Second, gather your materials. I am assuming
that you are working in a space stocked with the basics, so I haven't included basic tools and supplies on the materials list. Let's begin!

1. I used 1/2" thick insulation foam as a base for these chocolates. It is cheap, readily available, reasonably durable, and lightweight. I started by cutting the foam into 1" squares with a utility knife. Then, I sanded the top edges and corners with 100 grit sandpaper to round them over, as the top of most dipped chocolates is not perfectly square. I always find it helpful to make a few extras of whatever I'm creating, if possible. That way, I can make some mistakes along the way.

2. Next, I coated the edges and the top of the chocolates
with brown acrylic caulk. I like to wear gloves to keep my hands from getting messy, and use a tongue depressor to spread on the chocolate. Once the top and sides are covered with a good layer of caulk, I dipped my finger in water and used it to smooth the caulk out. Then, I placed the chocolate on a piece of tin foil to dry.

3. After allowing the caulk on the chocolates to partially dry, I piped on the decoration. When doing small projects like this I've found that snipping the tip off of a plastic baggie makes a great disposable pastry bag. The piping took a bit of practice to get the feel right, so those extras that I cut came in handy. I did most of the piping in brown caulk, but I also tried the white, for a different look.

4. After the tops and sides were dry ( a few hours), I flipped the chocolates over, and coated their bottoms with caulk. Once the chocolates were completely dry, their color looked good, but the caulk was a little dull. I used a light spray of Krylon Crystal Clear, Satin Finish to give them just a bit of a sheen.

5. Presentation. My Dad once told me that food is 90% presentation. This may not be true in real life, but it certainly is in food fakery. These chocolates were each placed in a candy cup (available at candy making shops or big box craft stores), and placed in a tin with our other chocolates. The tin, painted by Margaret, is partially empty to allow a deck of cards to be hidden inside.

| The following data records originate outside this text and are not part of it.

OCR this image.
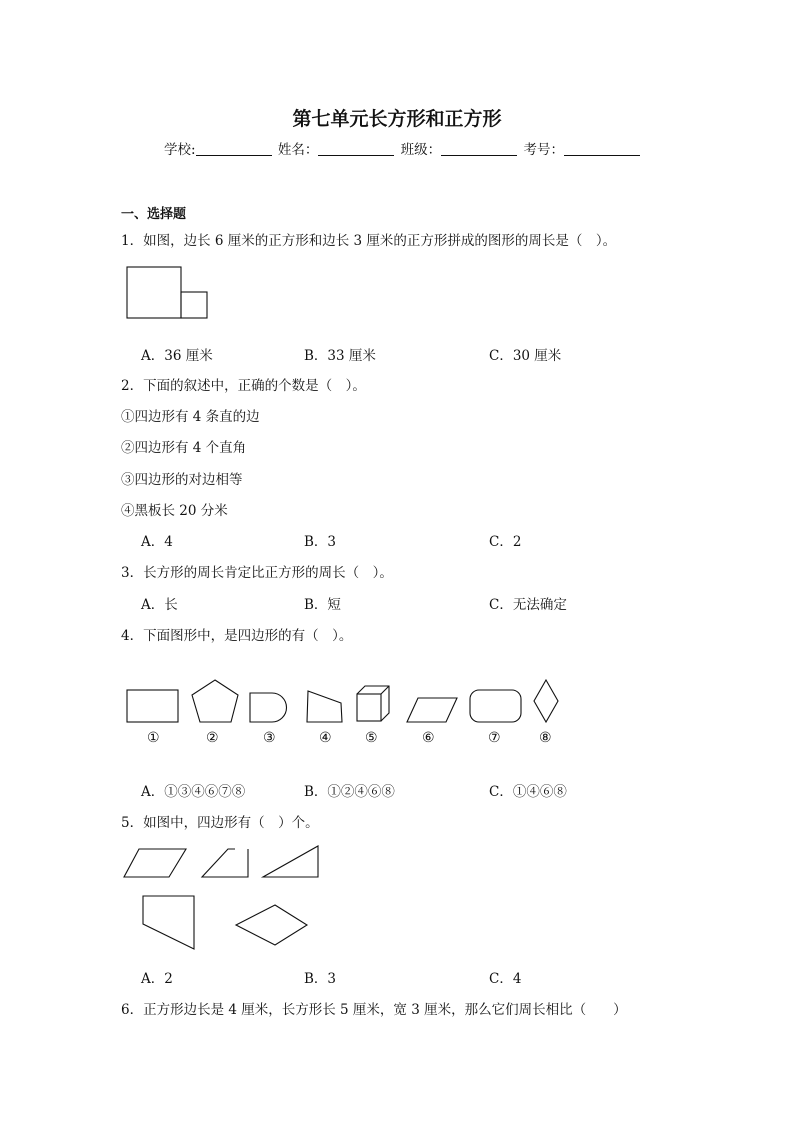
第七单元长方形和正方形
学校:	姓名：	班级：	考号：
一、选择题
1．如图，边长 6 厘米的正方形和边长 3 厘米的正方形拼成的图形的周长是（　）。
A．36 厘米	B．33 厘米	C．30 厘米
2．下面的叙述中，正确的个数是（　）。
①四边形有 4 条直的边
②四边形有 4 个直角
③四边形的对边相等
④黑板长 20 分米
A．4	B．3	C．2
3．长方形的周长肯定比正方形的周长（　）。
A．长	B．短	C．无法确定
4．下面图形中，是四边形的有（　）。
①	②	③	④ ⑤	⑥	⑦	⑧
A．①③④⑥⑦⑧	B．①②④⑥⑧	C．①④⑥⑧
5．如图中，四边形有（　）个。
A．2	B．3	C．4
6．正方形边长是 4 厘米，长方形长 5 厘米，宽 3 厘米，那么它们周长相比（　　）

Need more info about chocolate? Here are a few links to some good propsy info. Enjoy!
Here is a link to Hershey's company history, with a few good pieces of graphics reference for you ephemera hounds.
Cadbury Chocolates made in Bourneville, UK are a favorite around the world. You can read about their products at this site. If you have time, read about the history of their company. The early Cadbury company was revolutionary in caring for its employees. To this day, the whole town of Bourneville smells of the chocolate factory there. Yum!

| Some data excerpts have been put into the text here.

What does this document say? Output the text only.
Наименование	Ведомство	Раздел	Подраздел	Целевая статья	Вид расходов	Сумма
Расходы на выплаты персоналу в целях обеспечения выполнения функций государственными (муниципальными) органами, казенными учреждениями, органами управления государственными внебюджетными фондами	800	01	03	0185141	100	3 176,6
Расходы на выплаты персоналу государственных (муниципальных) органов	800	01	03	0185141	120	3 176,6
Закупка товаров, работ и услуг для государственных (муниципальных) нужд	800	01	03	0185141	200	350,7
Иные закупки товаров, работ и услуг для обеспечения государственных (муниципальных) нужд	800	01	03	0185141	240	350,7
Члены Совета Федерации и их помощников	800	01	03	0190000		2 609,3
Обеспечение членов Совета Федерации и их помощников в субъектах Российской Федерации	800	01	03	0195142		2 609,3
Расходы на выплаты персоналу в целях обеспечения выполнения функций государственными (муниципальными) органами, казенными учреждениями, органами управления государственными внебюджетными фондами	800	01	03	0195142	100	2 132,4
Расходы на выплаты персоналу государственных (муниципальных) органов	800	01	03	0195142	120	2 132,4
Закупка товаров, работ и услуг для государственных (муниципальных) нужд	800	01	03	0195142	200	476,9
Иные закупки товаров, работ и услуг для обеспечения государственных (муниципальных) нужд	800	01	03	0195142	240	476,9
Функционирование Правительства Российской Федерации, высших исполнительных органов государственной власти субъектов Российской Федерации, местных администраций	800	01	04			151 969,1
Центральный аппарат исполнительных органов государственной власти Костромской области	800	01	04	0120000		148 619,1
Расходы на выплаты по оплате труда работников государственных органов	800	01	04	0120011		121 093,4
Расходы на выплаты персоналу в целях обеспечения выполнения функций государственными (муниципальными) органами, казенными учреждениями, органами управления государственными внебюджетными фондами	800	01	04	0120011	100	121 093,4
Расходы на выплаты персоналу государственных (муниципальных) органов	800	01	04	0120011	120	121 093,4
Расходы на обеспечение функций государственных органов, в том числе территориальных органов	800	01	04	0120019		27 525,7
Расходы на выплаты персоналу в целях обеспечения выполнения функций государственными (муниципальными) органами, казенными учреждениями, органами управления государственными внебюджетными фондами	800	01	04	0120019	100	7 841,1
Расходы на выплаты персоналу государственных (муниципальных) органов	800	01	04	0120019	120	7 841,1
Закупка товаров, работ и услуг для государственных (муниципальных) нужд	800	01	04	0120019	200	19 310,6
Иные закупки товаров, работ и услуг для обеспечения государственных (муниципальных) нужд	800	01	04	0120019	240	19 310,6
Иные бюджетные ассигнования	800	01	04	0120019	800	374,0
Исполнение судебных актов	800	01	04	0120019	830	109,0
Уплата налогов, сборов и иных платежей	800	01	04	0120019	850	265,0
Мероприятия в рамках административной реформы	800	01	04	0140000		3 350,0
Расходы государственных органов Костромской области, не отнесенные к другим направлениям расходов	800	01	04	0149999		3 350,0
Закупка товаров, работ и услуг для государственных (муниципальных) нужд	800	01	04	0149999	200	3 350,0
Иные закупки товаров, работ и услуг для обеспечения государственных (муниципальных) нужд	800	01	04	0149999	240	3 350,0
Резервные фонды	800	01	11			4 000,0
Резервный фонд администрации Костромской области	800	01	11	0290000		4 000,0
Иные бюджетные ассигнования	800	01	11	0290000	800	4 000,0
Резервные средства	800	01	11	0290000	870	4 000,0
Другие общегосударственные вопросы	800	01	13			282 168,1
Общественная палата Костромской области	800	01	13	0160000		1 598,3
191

Saturday, February 6, 2010

Welcome to the Fake 'n Bake Kitchen

Welcome to the wonderful world of culinary fakery!

My friend Eric Hart has a lovely props blog where he expounds on all things props. Since I saw his blog, I've been wondering about how I, too, can contribute to the general knowledge of prop artistry flying about the internets. So, I've decided to do a blog of my own, specifically related to fake food craftsmanship and casting and molding - the two things I specialize in here at the good ole MKE Rep. I am by no means the leading authority these topics, but I have a few years of propping under my belt now, and ever-mounting experience in the dimly lit props kitchen. I think it's time to share some of my successes (and some of my hilarious failures) with you lovely people.

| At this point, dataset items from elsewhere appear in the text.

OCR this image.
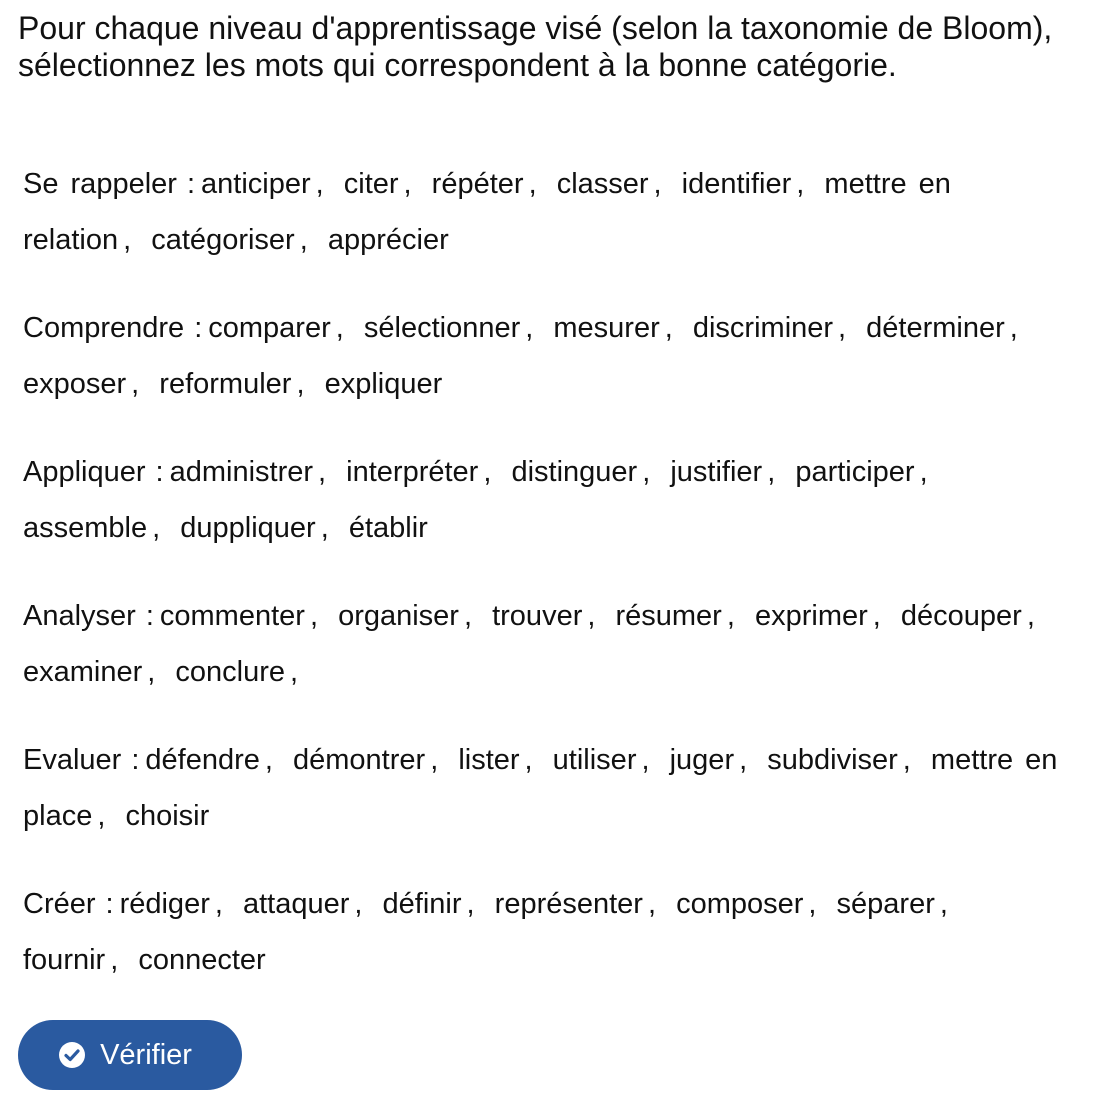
Pour chaque niveau d'apprentissage visé (selon la taxonomie de Bloom), sélectionnez les mots qui correspondent à la bonne catégorie.

Se rappeler : anticiper , citer , répéter , classer , identifier , mettre en relation , catégoriser , apprécier

Comprendre : comparer , sélectionner , mesurer , discriminer , déterminer , exposer , reformuler , expliquer

Appliquer : administrer , interpréter , distinguer , justifier , participer , assemble , duppliquer , établir

Analyser : commenter , organiser , trouver , résumer , exprimer , découper , examiner , conclure ,

Evaluer : défendre , démontrer , lister , utiliser , juger , subdiviser , mettre en place , choisir

Créer : rédiger , attaquer , définir , représenter , composer , séparer , fournir , connecter

Vérifier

The first step was choosing a name, and I have to say that my friends were full of helpful suggestions. As promised, Sarah Heck (a propster extraordinaire herself) will be rewarded with a plate of (actual, edible) chocolate chip walnut cookies for her suggestion of Fake 'n Bake. Special mention should also go out to Linn Elliott for her hilarious, if cumbersome, Pate de Faux Gras. Other contenders included Sham Cast Bakery, Inedibles, Easy Fake Oven, Fresh Faked Goods, and Kitchen of Lies. Thanks to all.

I hope you'll find this blog to be helpful and amusing. Please send comments and questions, I'll do my best to answer you or to point you in the direction of an answer. So, let the fakery begin.